1579, 16.10. - "Golden Hind" dopływana Filipiny

1579, 03.11. - Wyspy Korzenne (Moluki). Zawiązano tam układ handlowy z sułtanem Ternate, co zaowocowało załadunkiem 6 ton cennych przypraw na pokład "Golden Hind".

1580, 09.01. - Statek wpłynął na rafę. Utracono 8 dział i 3 tony przypraw. Na szczęście wiatr się zmienił i statek zszedł z rafy.

1580, 26.03. - Jawa, a potem dalej – w kierunku Przylądka Dobrej Nadziei, bez żadnych postojów po drodze

1580, 22.07. - Na horyzoncie Sierra Leone.

1580, 26.09. - "Golden Hind" powraca do domu.

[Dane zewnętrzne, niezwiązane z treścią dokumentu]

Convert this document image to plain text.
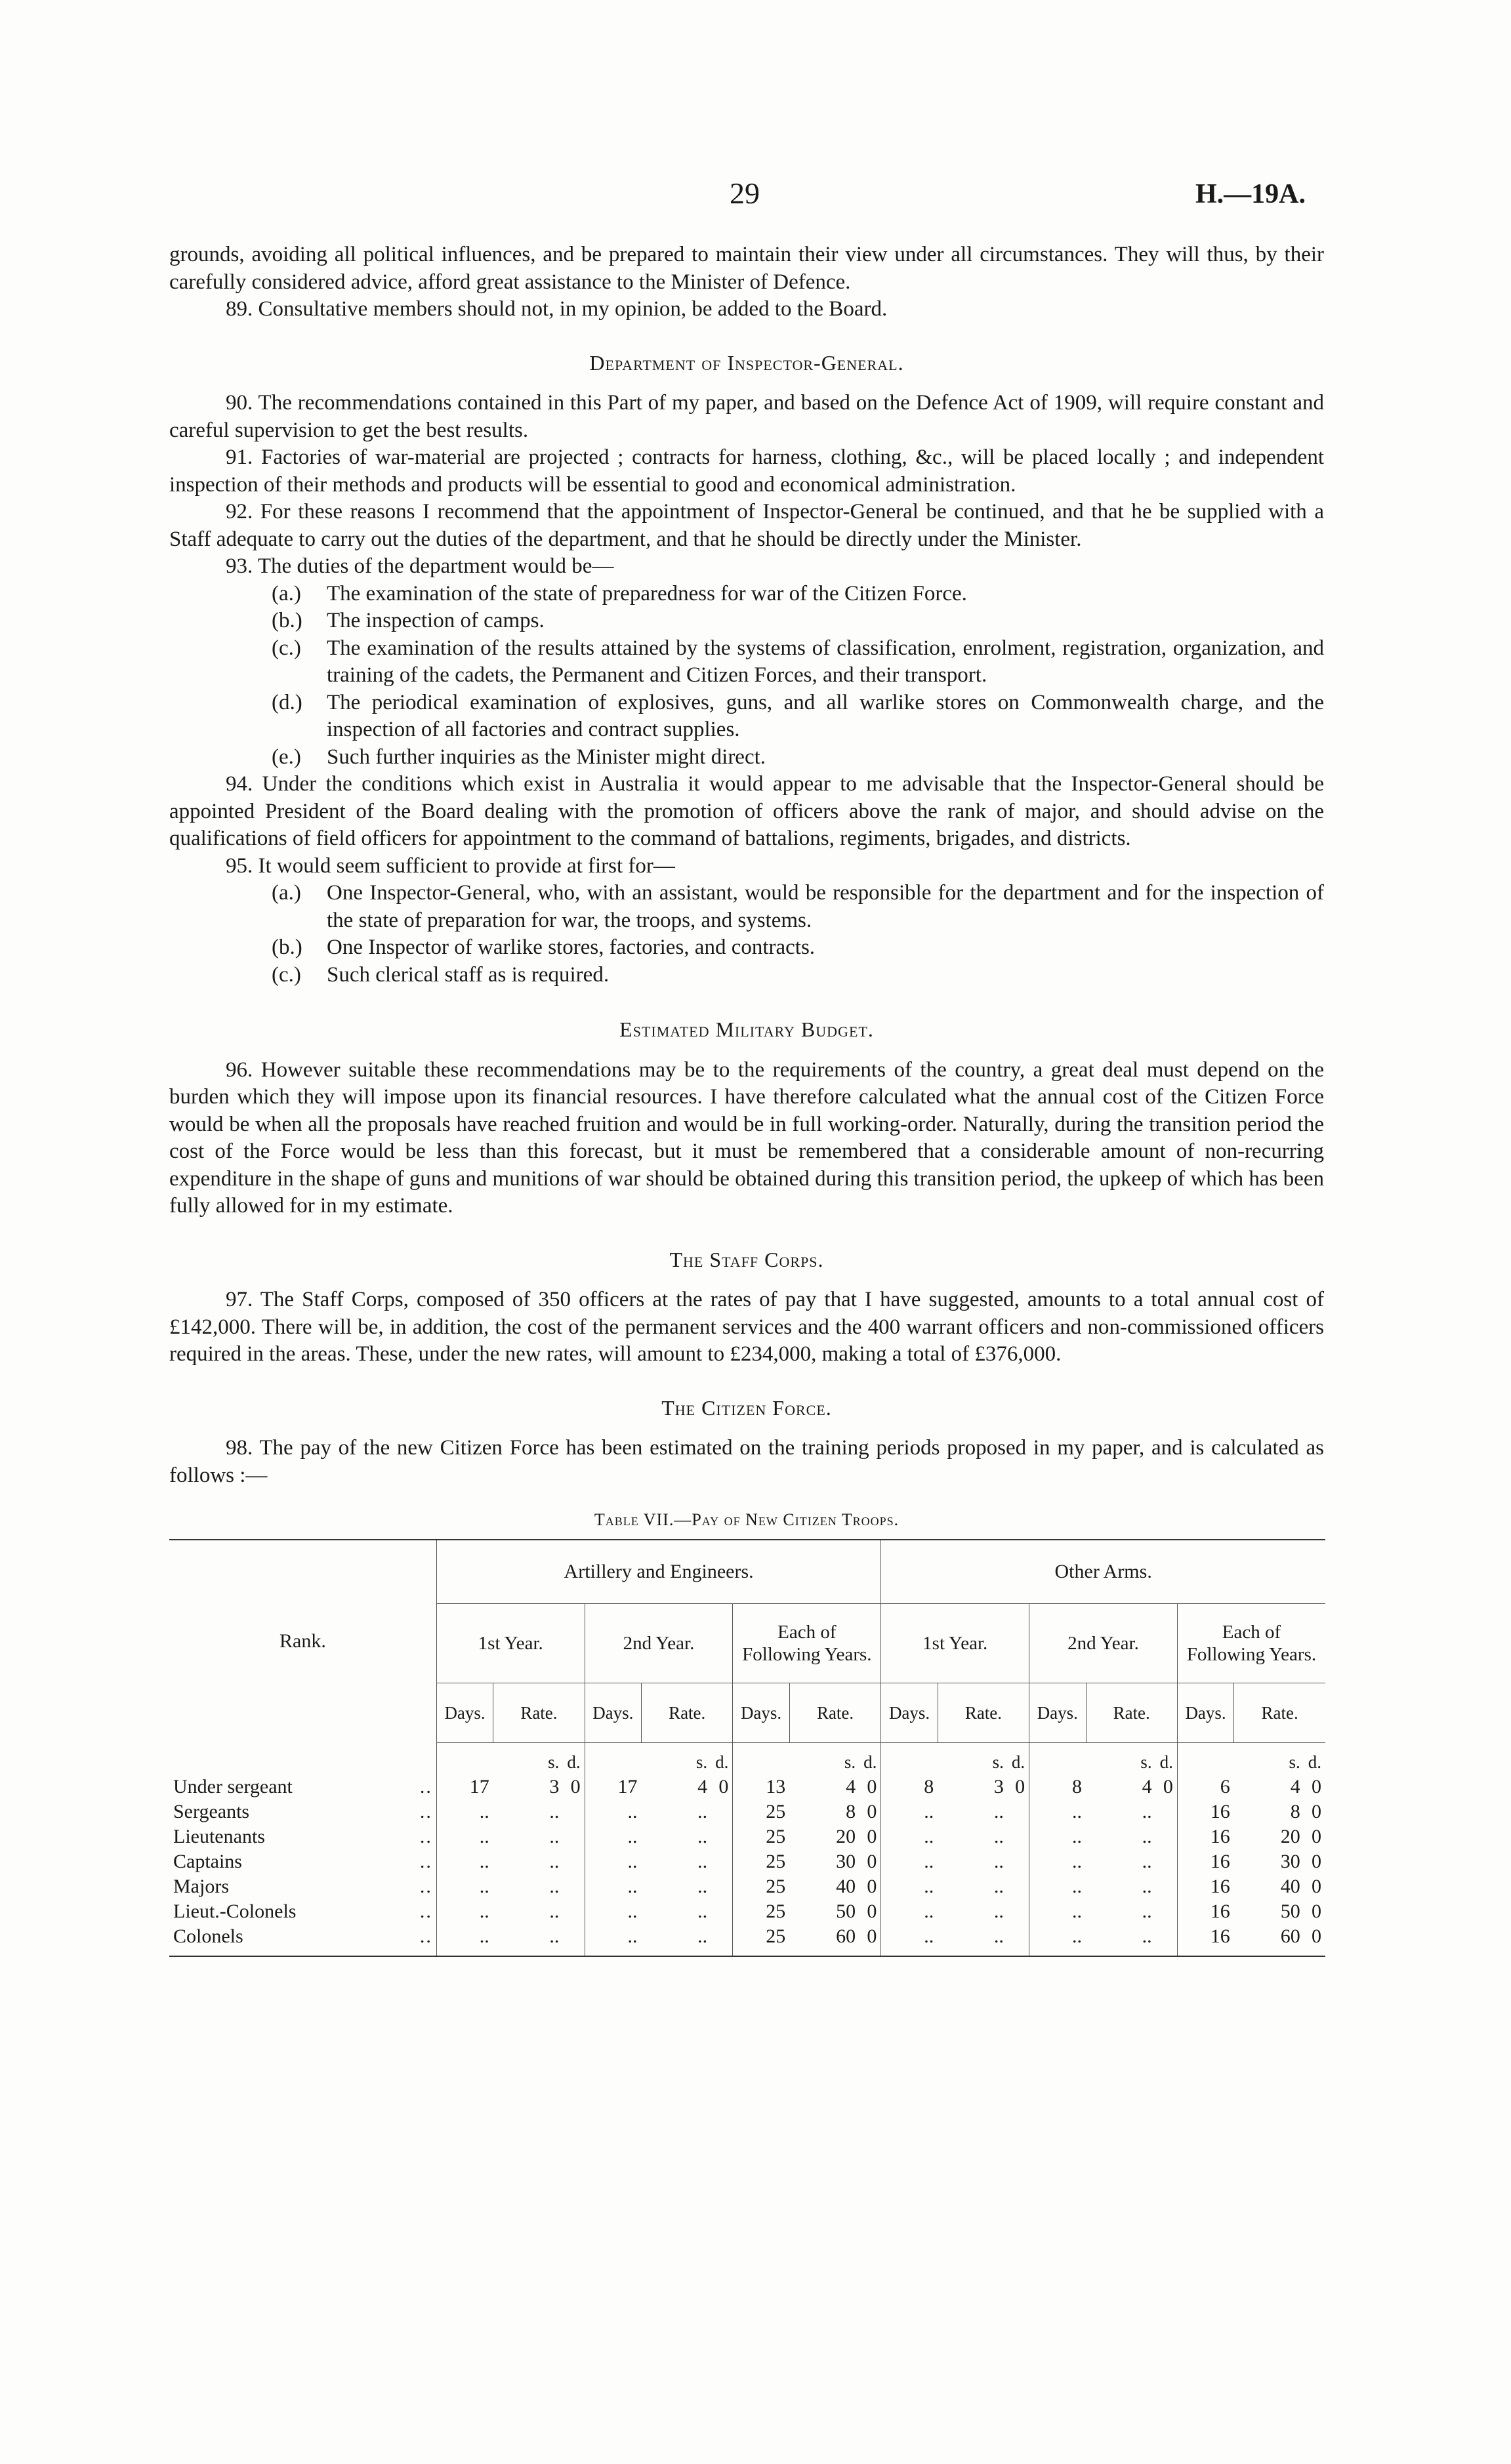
29	H.—19A.

grounds, avoiding all political influences, and be prepared to maintain their view under all circumstances. They will thus, by their carefully considered advice, afford great assistance to the Minister of Defence.

89. Consultative members should not, in my opinion, be added to the Board.

Department of Inspector-General.

90. The recommendations contained in this Part of my paper, and based on the Defence Act of 1909, will require constant and careful supervision to get the best results.

91. Factories of war-material are projected ; contracts for harness, clothing, &c., will be placed locally ; and independent inspection of their methods and products will be essential to good and economical administration.

92. For these reasons I recommend that the appointment of Inspector-General be continued, and that he be supplied with a Staff adequate to carry out the duties of the department, and that he should be directly under the Minister.

93. The duties of the department would be—

(a.) The examination of the state of preparedness for war of the Citizen Force.
(b.) The inspection of camps.
(c.) The examination of the results attained by the systems of classification, enrolment, registration, organization, and training of the cadets, the Permanent and Citizen Forces, and their transport.
(d.) The periodical examination of explosives, guns, and all warlike stores on Commonwealth charge, and the inspection of all factories and contract supplies.
(e.) Such further inquiries as the Minister might direct.

94. Under the conditions which exist in Australia it would appear to me advisable that the Inspector-General should be appointed President of the Board dealing with the promotion of officers above the rank of major, and should advise on the qualifications of field officers for appointment to the command of battalions, regiments, brigades, and districts.

95. It would seem sufficient to provide at first for—

(a.) One Inspector-General, who, with an assistant, would be responsible for the department and for the inspection of the state of preparation for war, the troops, and systems.
(b.) One Inspector of warlike stores, factories, and contracts.
(c.) Such clerical staff as is required.
Estimated Military Budget.

96. However suitable these recommendations may be to the requirements of the country, a great deal must depend on the burden which they will impose upon its financial resources. I have therefore calculated what the annual cost of the Citizen Force would be when all the proposals have reached fruition and would be in full working-order. Naturally, during the transition period the cost of the Force would be less than this forecast, but it must be remembered that a considerable amount of non-recurring expenditure in the shape of guns and munitions of war should be obtained during this transition period, the upkeep of which has been fully allowed for in my estimate.

The Staff Corps.

97. The Staff Corps, composed of 350 officers at the rates of pay that I have suggested, amounts to a total annual cost of £142,000. There will be, in addition, the cost of the permanent services and the 400 warrant officers and non-commissioned officers required in the areas. These, under the new rates, will amount to £234,000, making a total of £376,000.

The Citizen Force.

98. The pay of the new Citizen Force has been estimated on the training periods proposed in my paper, and is calculated as follows :—

Table VII.—Pay of New Citizen Troops.
Rank.	Artillery and Engineers.									Other Arms.								
	1st Year.			2nd Year.			Each of Following Years.			1st Year.			2nd Year.			Each of Following Years.		
	Days.	Rate.		Days.	Rate.		Days.	Rate.		Days.	Rate.		Days.	Rate.		Days.	Rate.	
		s.	d.		s.	d.		s.	d.		s.	d.		s.	d.		s.	d.
Under sergeant ..	17	3	0	17	4	0	13	4	0	8	3	0	8	4	0	6	4	0
Sergeants ..	..	..		..	..		25	8	0	..	..		..	..		16	8	0
Lieutenants ..	..	..		..	..		25	20	0	..	..		..	..		16	20	0
Captains ..	..	..		..	..		25	30	0	..	..		..	..		16	30	0
Majors ..	..	..		..	..		25	40	0	..	..		..	..		16	40	0
Lieut.-Colonels ..	..	..		..	..		25	50	0	..	..		..	..		16	50	0
Colonels ..	..	..		..	..		25	60	0	..	..		..	..		16	60	0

Jedyna z wyprawy. Na jej pokładzie powróciło tylko 58 ludzi z całej załogi.

1581, kwiecień – Francis Drake otrzymał szlachecki tytuł. W tym dniu, statek został przetransportowany do suchego doku w Depford, by publicznie uhonorować Drake`a.

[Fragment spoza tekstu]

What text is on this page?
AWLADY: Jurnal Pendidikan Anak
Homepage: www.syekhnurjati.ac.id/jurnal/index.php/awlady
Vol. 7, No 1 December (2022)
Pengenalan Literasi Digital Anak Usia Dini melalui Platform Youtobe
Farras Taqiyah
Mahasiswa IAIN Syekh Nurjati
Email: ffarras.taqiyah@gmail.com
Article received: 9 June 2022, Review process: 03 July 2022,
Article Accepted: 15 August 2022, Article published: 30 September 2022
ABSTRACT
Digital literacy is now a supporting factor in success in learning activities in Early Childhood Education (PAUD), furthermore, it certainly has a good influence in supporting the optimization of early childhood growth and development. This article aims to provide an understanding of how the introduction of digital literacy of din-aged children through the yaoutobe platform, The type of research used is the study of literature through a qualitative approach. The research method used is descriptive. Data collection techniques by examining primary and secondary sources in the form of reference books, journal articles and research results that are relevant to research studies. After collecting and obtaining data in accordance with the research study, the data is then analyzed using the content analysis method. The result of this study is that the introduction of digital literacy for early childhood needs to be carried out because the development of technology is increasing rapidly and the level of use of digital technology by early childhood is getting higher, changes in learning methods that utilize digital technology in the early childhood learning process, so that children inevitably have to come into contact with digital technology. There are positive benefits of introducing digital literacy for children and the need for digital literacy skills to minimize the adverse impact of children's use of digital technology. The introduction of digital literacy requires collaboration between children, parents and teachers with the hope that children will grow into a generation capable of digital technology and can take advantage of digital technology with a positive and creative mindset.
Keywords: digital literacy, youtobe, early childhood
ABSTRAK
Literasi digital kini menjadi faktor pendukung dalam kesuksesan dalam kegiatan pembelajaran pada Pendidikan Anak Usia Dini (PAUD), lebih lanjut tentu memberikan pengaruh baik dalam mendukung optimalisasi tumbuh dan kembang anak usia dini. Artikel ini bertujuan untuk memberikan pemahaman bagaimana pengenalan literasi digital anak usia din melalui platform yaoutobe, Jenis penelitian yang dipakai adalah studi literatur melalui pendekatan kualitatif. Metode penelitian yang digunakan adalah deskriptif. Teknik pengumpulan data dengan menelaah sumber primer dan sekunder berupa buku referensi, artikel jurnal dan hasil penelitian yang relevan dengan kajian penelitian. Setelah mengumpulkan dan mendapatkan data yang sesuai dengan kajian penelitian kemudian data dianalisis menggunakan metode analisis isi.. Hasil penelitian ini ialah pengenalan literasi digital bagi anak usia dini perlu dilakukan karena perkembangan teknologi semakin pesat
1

Ciekawostką jest to, że tytuł szlachcica Drake otrzymał z rąk francuskiego ambasadora, na polecenie królowej – chociaż ona sama mogła to zrobić teoretycznie. Był to jednak element gry politycznej – oficjalnie Elżbieta I nie mogła być związana bezpośrednio z uhonorowaniem człowieka, który – przynajmniej w oczach Hiszpanów – był piratem.

                    



Niektóre fakty z dzienników pokładowych

Fakt 1
"Pelican" i "Marigold" zostały zbudowane z drewna, w dokach stoczni w Aldeburgh, w hrabstwie Suffolk, i przetransportowane do Plymouth w 1576 r.

Fakt 2
Statek był galeonem. Galeon to wielki, wielopokładowy żaglowiec, używany początkowo przez europejskich żeglarzy. Trzymasztowy (lub cztero-), z ożaglowaniem rejowym, oraz łacińskim, uzbrojony w działa różnego kalibru (od kilkunastu do ponad setki dział). Pojemność galeonów sięgała 750 łasztów (tonaż od 100 do 600-700 ton, największe do 2300 ton). Długość kadłuba wahała się od ok. 20 do 55 m, szerokość od 5 do 14 m.

Fakt 3
Galeon sir Drake`a miał trzy maszty i pięć pokładów.

Fakt 4
"Golden Hind" była bardzo małym galeonem: długość 21,3 m; szerokość 5,8 m; głębokość 2,7 m.

Fakt 5
Tonaż "Golden Hind" wynosił 150 ton.

Fakt 6
Flagowy okręt Drake`a nazywał się pierwotnie "Pelican" ("Pelikan"). Drake przechrzcił go na "Golden Hind" podczas ekspedycji.

Fakt 7
Uzbrojenie "Golden Hind" stanowiło 18 dział różnego kalibru.

Fakt 8
"Golden Hind" była jedynym statkiem, który powrócił z wyprawy. Flota ekspedycji składała się z pięciu statków: "Pelican" ("Pelikan" - później Drake zmienił jego nazwę na "Golden Hind" - "Złota Łania"), "Elizabeth" (80 ton, 16 dział) - pod komendą Johna Wintera, "Marigold" (30 ton, 16 dział) – pod komendą Johna Thomasa, "Swan" ("Łabędź", 50 ton, 5 dział) – pod komendą Johna Chestera, "Christopher" (15 ton, 1 działo) – pod komendą Toma Moone`a.

Fakt 9
Kiedy okręt wrócił do portu w Plymouth, odbyła się wielka uroczystość powitalna. W dniu nadania Drake`owi tytułu szlacheckiego, statek udekorowano transparentami i flagami (z których kilka do dziś można podziwiać w Buckland Abbey, w Devon), a na jego pokładzie królowa Elżbieta I zjadła z nowo mianowanym sir Drake`em uroczysty obiad.

Fakt 10
Ekspedycja trwała 2 lata, 10 miesięcy i 18 dni. Łącznie: 1017 dni.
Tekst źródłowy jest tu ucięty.